3. Arithmetic Intensity

When prefilling, there is no cached K and V, so the arithmetic intensity is:

$$ \begin{align*} \text{Arithmetic Intensity} &= \text{FLOPs}_\text{total} / \text{Bytes}_\text{total} \\ &= \frac{N (24 B S H^2 + 4 B S^2 H)}{2 Z 10^9 + 4 N B S H} \end{align*} $$

When decoding, suppose cached sequence length is $S_c$ and the input sequence length is $S_i$ , then the arithmetic intensity is:

$$ \begin{align*} \text{Arithmetic Intensity} &= \text{FLOPs}_\text{total} / \text{Bytes}_\text{total} \\ &= \frac{N (24 B S_i H^2 + 4 B S_i S_c H)}{2 Z 10^9 + 8 N B S_i H + 2 N B S_c H} \end{align*} $$

4. Roofline Model

Roofline Model. If the arithmetic intensity is on the right side of the machine balance, the performance compute-bound. If it is on the left side, the performance is memory-bound.
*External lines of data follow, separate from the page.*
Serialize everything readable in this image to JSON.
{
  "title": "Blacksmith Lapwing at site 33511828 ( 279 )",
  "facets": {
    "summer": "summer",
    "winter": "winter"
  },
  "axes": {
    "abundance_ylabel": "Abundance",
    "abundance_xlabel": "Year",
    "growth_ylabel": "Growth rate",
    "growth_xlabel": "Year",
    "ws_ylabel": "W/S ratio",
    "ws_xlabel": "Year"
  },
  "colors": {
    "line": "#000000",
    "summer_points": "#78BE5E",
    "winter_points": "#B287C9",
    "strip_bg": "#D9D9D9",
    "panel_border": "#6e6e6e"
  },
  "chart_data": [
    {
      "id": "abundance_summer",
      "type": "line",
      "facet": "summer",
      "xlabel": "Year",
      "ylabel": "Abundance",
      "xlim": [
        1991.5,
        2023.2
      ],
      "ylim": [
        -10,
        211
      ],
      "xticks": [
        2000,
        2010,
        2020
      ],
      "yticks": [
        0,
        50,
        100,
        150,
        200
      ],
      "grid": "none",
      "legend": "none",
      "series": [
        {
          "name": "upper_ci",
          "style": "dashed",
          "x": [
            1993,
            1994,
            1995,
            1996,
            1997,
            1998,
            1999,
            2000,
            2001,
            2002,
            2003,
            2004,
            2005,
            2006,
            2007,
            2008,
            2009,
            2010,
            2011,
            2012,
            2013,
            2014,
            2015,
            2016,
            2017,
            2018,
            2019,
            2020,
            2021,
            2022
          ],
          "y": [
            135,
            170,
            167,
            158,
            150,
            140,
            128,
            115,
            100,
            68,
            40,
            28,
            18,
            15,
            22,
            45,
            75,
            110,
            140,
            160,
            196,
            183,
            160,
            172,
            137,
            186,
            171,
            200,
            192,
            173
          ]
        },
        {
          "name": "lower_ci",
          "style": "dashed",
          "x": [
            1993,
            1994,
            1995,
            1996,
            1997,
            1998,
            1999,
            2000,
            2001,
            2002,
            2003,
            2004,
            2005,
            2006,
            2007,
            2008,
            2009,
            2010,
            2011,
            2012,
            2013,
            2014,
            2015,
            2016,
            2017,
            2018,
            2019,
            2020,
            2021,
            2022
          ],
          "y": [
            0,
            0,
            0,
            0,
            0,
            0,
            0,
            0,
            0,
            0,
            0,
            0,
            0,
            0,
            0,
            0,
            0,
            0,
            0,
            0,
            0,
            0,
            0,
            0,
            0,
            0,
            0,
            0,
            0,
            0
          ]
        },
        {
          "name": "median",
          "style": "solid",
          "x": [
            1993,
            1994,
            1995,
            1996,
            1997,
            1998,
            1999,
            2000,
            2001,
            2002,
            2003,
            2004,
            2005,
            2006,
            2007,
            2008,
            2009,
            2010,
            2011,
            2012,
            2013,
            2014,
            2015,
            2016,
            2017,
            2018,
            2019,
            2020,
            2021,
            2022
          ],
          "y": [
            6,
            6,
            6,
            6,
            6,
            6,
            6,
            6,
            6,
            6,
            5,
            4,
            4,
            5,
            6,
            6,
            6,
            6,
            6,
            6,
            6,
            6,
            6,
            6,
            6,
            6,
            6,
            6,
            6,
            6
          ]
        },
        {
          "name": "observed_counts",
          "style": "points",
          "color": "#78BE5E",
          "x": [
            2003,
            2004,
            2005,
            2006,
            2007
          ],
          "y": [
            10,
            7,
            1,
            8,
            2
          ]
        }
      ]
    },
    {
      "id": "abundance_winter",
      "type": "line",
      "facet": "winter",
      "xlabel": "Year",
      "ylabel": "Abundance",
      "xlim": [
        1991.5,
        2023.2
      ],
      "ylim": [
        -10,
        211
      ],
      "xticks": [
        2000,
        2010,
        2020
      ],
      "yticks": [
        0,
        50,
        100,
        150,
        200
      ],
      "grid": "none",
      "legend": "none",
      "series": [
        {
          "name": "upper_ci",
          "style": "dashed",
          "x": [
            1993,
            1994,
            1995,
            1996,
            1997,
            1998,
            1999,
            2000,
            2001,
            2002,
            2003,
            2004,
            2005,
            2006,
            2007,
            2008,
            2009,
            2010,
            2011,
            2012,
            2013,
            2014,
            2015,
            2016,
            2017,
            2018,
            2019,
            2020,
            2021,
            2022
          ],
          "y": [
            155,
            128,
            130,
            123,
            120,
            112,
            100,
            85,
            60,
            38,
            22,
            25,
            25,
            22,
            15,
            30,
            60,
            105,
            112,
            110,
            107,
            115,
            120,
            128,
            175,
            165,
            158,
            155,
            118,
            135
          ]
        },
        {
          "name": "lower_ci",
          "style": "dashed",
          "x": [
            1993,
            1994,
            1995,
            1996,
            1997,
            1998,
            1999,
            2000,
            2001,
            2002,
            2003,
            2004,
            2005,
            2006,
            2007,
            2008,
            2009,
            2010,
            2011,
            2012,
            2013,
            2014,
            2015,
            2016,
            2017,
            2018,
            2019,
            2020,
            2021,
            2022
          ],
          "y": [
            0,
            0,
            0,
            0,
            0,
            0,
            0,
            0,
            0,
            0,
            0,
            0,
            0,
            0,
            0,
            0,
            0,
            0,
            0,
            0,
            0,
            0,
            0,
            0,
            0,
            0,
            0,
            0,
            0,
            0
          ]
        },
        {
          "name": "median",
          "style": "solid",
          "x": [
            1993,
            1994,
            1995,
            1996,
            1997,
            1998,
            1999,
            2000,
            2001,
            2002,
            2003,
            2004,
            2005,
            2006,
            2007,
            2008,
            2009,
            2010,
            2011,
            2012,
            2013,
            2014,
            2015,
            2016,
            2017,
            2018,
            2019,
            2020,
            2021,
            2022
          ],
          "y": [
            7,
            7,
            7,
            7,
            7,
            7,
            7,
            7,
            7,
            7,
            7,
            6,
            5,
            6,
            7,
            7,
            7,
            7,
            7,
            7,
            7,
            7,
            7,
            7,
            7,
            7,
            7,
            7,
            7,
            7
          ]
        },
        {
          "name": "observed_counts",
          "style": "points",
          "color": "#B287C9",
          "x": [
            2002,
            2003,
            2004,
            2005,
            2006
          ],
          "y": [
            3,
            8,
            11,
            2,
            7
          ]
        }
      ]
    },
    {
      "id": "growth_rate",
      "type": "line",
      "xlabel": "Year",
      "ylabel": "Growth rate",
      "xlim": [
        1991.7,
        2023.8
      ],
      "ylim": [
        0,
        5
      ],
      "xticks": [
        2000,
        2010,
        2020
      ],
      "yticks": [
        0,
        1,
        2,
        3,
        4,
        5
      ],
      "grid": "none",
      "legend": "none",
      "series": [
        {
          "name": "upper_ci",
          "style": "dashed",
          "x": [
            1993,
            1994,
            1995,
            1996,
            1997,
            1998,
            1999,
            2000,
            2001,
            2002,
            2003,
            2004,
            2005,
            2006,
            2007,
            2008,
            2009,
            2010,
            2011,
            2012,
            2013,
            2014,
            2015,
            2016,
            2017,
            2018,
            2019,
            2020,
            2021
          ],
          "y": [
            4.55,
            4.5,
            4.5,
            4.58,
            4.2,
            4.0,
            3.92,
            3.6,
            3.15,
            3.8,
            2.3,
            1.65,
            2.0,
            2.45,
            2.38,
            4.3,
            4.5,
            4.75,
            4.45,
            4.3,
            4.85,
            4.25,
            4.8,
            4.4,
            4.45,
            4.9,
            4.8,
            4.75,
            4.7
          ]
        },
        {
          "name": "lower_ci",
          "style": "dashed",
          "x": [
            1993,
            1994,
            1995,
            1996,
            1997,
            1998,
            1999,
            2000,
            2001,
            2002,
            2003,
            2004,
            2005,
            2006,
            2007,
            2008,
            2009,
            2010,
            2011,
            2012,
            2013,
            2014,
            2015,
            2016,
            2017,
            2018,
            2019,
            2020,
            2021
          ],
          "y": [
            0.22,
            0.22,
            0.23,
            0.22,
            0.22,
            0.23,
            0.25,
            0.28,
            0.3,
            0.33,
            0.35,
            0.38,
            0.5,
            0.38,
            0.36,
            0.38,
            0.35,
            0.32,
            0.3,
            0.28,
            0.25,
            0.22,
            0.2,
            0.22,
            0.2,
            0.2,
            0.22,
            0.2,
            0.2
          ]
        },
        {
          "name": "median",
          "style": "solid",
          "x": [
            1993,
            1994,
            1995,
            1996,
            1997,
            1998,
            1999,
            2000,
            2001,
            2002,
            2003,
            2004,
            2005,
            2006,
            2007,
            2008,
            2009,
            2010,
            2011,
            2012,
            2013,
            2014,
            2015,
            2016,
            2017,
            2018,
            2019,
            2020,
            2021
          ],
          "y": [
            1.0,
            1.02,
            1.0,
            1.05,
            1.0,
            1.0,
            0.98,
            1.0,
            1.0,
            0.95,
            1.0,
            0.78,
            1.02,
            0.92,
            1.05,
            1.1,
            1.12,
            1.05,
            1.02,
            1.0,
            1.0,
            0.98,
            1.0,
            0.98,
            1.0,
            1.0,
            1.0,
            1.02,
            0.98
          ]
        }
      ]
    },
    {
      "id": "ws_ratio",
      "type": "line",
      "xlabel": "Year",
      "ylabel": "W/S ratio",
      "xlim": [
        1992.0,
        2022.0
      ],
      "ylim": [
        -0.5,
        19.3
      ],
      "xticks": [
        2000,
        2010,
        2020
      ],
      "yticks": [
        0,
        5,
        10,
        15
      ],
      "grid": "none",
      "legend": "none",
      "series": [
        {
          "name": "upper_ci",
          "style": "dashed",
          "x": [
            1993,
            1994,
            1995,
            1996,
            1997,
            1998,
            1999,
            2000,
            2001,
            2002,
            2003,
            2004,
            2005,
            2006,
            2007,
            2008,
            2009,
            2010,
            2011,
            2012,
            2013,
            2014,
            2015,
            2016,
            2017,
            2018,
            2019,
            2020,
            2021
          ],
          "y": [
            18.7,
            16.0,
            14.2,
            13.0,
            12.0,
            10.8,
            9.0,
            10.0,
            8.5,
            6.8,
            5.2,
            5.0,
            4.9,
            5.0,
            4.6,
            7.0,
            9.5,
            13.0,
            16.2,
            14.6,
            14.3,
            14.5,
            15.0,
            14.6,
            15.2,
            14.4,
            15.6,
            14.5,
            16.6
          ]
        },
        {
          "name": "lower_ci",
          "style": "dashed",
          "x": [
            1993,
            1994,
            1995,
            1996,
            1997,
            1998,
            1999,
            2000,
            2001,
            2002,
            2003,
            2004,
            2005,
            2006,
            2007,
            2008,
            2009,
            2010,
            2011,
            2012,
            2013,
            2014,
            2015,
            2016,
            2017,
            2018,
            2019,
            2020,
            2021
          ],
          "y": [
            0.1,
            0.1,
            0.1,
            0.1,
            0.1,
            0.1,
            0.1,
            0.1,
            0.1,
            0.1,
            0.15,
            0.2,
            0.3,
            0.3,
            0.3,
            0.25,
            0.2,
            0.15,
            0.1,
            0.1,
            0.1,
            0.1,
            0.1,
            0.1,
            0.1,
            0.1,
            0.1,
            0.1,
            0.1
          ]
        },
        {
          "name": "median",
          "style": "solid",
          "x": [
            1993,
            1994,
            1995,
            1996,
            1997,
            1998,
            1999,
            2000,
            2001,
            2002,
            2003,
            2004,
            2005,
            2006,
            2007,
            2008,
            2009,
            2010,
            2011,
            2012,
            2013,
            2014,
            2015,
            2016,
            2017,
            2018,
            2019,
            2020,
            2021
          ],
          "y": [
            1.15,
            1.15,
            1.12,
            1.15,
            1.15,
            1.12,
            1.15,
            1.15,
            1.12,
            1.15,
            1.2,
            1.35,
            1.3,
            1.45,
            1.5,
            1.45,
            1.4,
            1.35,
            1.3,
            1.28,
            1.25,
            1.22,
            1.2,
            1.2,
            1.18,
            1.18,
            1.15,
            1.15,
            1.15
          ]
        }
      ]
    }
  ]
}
A100-80GB has the following hardware `specifications:

  • Peak FLOPs ($\pi$): $312 \times 10^{12}$ FLOPs/s
  • Memory Bandwidth ($\beta$): $2039 \times 10^9$ B/s
  • Machine Balance ($I_{max}$): $312 \times 10^{12} / (2039 \times 10^9) \approx 153$ FLOPs/Byte

Here are two examples of arithmetic intensity estimation:

5. Discussion: Tensor Parallelism

If the model is split across multiple GPUs using TP, the hidden size H and the model weight is divided by the number of GPUs.